Re: Corpora: non-alphabetic language databases

From: Robert Luk (csrluk@yahoo.com)
Date: Mon Dec 04 2000 - 04:22:08 MET

Next message: guo xiaotian: "Corpora: word list"

Previous message: Priscilla Rasmussen: "Corpora: NAACL-01 CFP for Workshop on Automatic Summarization 2001"
Maybe in reply to: Avryl2@aol.com: "Corpora: non-alphabetic language databases"
Messages sorted by: [ date ] [ thread ] [ subject ] [ author ]

Hi all,

> My understanding is this: order of database entry is
> not based on any phonetic system, nor on any
> arrangement of radicals or character components, but
> on a standard (for Chinese, usually one of Big-5 or
> GB (Guo-Biao)) which maps each character on to an
> arbitrary pair of ASCII characters. With the advent
> of the Unicode standard, a one-to-one mapping is
> also now possible, but implementations are rare.

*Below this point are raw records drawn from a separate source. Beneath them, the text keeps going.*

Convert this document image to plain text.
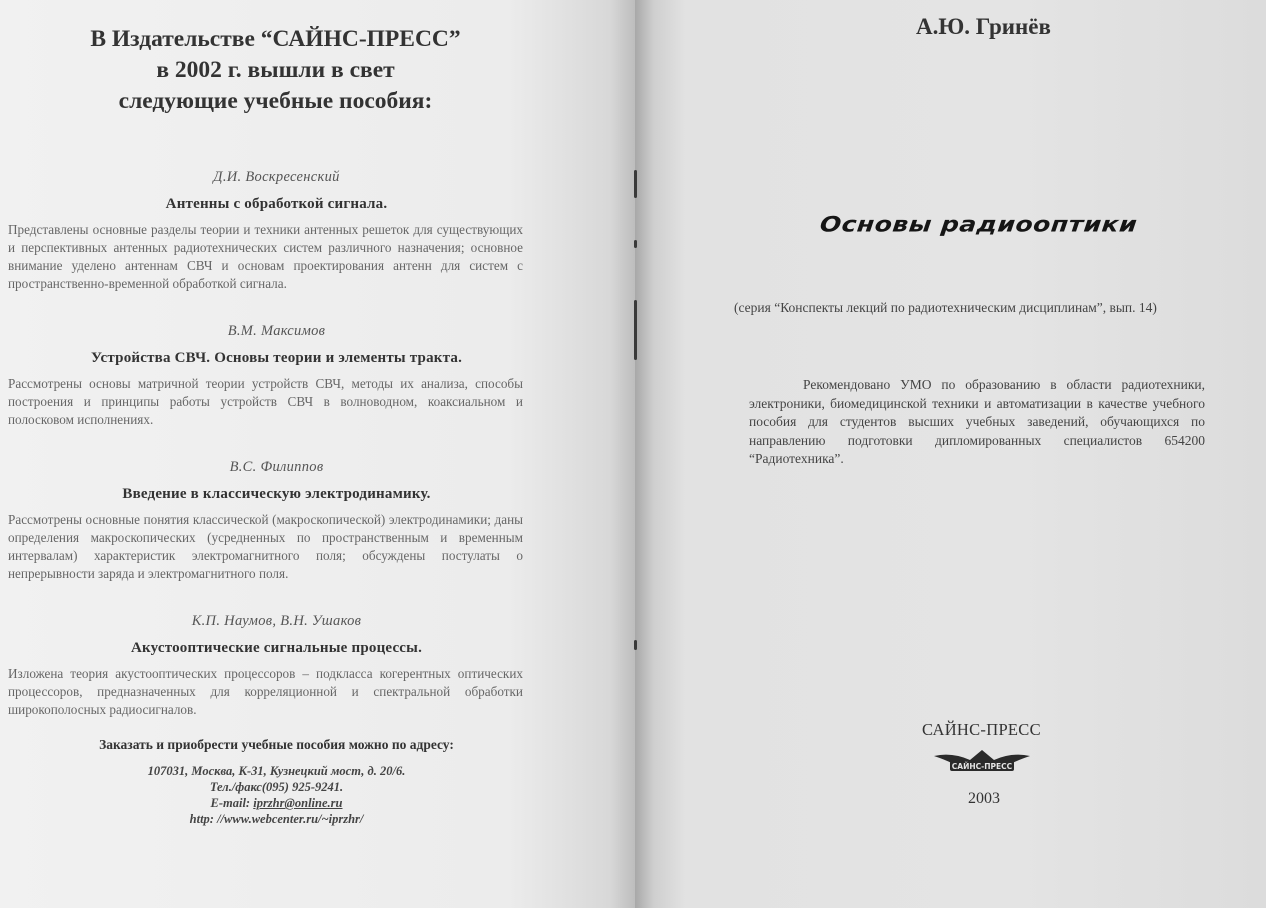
В Издательстве “САЙНС-ПРЕСС”
в 2002 г. вышли в свет
следующие учебные пособия:
Д.И. Воскресенский
Антенны с обработкой сигнала.
Представлены основные разделы теории и техники антенных решеток для существующих и перспективных антенных радиотехнических систем различного назначения; основное внимание уделено антеннам СВЧ и основам проектирования антенн для систем с пространственно-временной обработкой сигнала.
В.М. Максимов
Устройства СВЧ. Основы теории и элементы тракта.
Рассмотрены основы матричной теории устройств СВЧ, методы их анализа, способы построения и принципы работы устройств СВЧ в волноводном, коаксиальном и полосковом исполнениях.
В.С. Филиппов
Введение в классическую электродинамику.
Рассмотрены основные понятия классической (макроскопической) электродинамики; даны определения макроскопических (усредненных по пространственным и временным интервалам) характеристик электромагнитного поля; обсуждены постулаты о непрерывности заряда и электромагнитного поля.
К.П. Наумов, В.Н. Ушаков
Акустооптические сигнальные процессы.
Изложена теория акустооптических процессоров – подкласса когерентных оптических процессоров, предназначенных для корреляционной и спектральной обработки широкополосных радиосигналов.
Заказать и приобрести учебные пособия можно по адресу:
107031, Москва, К-31, Кузнецкий мост, д. 20/6.
Тел./факс(095) 925-9241.
E-mail: iprzhr@online.ru
http: //www.webcenter.ru/~iprzhr/
А.Ю. Гринёв
Основы радиооптики
(серия “Конспекты лекций по радиотехническим дисциплинам”, вып. 14)
Рекомендовано УМО по образованию в области радиотехники, электроники, биомедицинской техники и автоматизации в качестве учебного пособия для студентов высших учебных заведений, обучающихся по направлению подготовки дипломированных специалистов 654200 “Радиотехника”.
САЙНС-ПРЕСС
САЙНС-ПРЕСС
2003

For information, the Big5 Internal code is arranged
into 2 basic subsets. Characters in the first subset
is
arranged according the radicals and the number of
strokes (i.e. the traditional Chinese dictionary
search technique) and so is the second subset.
However, when
the sorting is based on the Internal code, the correct
ordering requires some characters in the first subset
to be interleaved with the characters in the second
subset.

For GB, the first subset is arranged in phonetic
spelling but the second subset is arranged in
traditional radicals + stroke numbers.

Typically, the first subset is the more frequently
used characters and the second subset is the less
frequently used subset. This was designed in the
days when PCs are not powerful (late 70s - early 80s).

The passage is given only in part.